The ULA, the individual members and the groups involved, must prepare for an inevitable explosion of anger which, when it comes, will be every bit as significant as the movements sweeping southern Europe.
The ULA has a responsibility to help resist the devastation of living standards and the war being waged against the working class itself. Struggle and the mass mobilisations, including militant industrial action, can knock back the attacks of the government and the bosses and the ULA must assist workers to take action and to seize back control of their unions from the bureaucracy.
However, crucially unless the capitalist system itself is challenged, the government and the bosses will return relentlessly over the next years to try to restore profit levels by super exploitation and the imposition of poverty conditions reminiscent of the 1950s or the 1930s.
Therefore, as well as fighting the attacks, the ULA has the responsibility to advocate a real alternative – a complete break with capitalism and a socialist programme and plan for economic development, the only alternative to private ownership of wealth and profiteering.
The Socialist Party thinks that the ULA should aspire to lead the revolt against austerity, which is likely to include young people, the working class and sections of the middle class.
However, there are important differences inside the ULA where some – including the Irish SWP – have argued that the ULA should not put forward socialist policies or advocate socialism as the ULAs objective. The Socialist Party (CWI Ireland) believes it is not the job of the ULA to become the leadership of a revolt on the basis of hiding the left and socialist policies necessary to overcome this profound capitalist crisis. In our view that approach contradicts the purpose for establishing the ULA in the first place.
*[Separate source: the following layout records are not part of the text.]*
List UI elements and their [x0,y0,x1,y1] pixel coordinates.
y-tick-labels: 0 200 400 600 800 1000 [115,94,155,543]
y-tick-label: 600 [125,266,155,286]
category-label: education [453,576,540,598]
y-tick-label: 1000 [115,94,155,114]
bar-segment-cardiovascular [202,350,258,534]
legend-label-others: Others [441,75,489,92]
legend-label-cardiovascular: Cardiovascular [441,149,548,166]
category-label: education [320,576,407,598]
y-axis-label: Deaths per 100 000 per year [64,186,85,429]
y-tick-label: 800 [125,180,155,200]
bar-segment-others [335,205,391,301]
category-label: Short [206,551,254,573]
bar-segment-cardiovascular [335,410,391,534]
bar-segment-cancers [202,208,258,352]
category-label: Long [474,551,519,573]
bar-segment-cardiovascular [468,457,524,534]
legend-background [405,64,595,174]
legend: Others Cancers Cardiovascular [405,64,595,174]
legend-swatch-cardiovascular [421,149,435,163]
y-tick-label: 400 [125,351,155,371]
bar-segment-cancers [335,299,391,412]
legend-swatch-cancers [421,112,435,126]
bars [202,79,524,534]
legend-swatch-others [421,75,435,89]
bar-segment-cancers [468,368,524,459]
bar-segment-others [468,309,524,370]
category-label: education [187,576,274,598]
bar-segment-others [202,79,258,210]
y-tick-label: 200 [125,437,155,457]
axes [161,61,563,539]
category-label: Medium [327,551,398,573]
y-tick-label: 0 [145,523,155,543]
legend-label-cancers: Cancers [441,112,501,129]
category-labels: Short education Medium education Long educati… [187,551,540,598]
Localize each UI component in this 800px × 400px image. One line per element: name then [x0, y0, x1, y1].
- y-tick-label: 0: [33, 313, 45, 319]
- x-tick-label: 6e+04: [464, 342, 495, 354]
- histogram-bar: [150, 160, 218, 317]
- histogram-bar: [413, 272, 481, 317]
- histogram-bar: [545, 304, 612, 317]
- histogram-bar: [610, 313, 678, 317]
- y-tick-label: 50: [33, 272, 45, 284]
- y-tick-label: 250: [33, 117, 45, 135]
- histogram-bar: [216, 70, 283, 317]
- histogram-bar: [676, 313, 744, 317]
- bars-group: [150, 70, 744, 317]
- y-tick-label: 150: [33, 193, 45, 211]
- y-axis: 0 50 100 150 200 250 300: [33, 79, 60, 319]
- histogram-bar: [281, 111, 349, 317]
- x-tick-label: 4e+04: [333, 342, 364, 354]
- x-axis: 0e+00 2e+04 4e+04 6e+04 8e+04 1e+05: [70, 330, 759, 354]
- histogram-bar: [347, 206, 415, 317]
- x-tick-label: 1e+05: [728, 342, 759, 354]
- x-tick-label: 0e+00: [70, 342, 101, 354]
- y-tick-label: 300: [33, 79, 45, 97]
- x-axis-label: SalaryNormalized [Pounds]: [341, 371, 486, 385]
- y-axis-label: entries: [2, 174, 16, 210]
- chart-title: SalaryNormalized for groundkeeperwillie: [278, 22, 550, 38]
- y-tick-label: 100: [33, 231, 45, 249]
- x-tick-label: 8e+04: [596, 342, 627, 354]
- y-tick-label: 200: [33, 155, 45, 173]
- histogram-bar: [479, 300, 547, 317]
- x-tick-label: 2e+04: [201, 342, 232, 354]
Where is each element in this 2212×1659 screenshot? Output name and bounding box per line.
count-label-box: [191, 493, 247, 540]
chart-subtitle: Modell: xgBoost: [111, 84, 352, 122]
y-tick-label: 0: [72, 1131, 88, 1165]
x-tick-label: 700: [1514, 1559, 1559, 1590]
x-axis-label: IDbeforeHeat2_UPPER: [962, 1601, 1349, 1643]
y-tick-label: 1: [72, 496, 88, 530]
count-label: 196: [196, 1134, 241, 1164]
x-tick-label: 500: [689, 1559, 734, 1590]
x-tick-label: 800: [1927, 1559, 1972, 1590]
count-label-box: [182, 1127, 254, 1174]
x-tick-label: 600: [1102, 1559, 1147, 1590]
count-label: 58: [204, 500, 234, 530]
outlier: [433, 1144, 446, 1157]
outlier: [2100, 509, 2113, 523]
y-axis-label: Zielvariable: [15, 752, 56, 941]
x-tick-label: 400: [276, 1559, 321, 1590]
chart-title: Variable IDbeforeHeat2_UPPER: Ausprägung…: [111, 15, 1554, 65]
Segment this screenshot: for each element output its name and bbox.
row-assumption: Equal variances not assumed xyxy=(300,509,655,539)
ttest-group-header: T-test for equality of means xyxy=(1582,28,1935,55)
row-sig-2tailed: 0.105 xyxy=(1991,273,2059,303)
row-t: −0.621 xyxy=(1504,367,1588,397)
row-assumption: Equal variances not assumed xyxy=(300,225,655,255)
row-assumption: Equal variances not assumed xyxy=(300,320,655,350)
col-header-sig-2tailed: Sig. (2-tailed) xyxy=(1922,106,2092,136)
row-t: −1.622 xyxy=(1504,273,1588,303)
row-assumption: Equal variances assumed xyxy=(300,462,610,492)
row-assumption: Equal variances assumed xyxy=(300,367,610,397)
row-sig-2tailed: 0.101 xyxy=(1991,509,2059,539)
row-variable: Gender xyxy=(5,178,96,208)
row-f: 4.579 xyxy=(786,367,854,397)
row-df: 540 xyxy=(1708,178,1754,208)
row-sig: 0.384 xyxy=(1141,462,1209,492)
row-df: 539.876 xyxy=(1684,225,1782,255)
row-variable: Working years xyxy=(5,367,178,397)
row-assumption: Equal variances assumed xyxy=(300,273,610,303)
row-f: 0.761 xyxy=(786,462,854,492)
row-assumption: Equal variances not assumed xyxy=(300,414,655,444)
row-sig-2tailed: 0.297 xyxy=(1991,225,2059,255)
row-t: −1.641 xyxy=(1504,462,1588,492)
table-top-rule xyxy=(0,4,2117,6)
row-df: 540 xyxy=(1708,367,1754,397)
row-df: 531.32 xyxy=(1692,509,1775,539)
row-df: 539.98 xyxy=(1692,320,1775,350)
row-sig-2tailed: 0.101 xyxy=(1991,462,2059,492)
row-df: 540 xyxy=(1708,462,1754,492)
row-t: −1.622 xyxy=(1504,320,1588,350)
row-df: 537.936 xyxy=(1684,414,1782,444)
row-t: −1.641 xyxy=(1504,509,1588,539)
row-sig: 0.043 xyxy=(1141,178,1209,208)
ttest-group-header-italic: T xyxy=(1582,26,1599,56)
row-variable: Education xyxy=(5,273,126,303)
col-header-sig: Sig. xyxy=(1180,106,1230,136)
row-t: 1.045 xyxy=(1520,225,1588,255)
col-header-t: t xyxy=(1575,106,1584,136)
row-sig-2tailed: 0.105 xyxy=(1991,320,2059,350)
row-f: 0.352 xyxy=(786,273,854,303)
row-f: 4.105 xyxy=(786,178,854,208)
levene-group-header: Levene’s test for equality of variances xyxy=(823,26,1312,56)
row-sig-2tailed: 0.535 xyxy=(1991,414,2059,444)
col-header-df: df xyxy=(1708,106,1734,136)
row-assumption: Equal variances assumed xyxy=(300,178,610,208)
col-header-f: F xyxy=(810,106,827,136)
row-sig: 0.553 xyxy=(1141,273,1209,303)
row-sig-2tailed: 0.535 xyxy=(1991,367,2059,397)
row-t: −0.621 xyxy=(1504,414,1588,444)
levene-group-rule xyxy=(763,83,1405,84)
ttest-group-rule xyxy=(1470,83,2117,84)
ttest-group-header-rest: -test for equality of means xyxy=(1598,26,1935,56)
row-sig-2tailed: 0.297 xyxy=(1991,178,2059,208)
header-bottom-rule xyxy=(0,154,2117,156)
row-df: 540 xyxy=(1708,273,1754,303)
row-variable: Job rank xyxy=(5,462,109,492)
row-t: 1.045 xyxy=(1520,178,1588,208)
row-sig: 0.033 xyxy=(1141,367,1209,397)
The job of the ULA is to argue for socialist policies and strive, over time, on the basis of peoples experiences of capitalism in crisis, to win mass and then majority support for genuine socialism as the only way forward.
While the conditions are difficult for working class people, this crisis of capitalism poses an historic opportunity to build a new mass socialist movement. The ULA should be confident of its ability to put forward a skilful and a strong case for socialist policies and, on the other hand, the ULA must have confidence in the ability of young people and the working class to understand and become champions for revolutionary socialist change.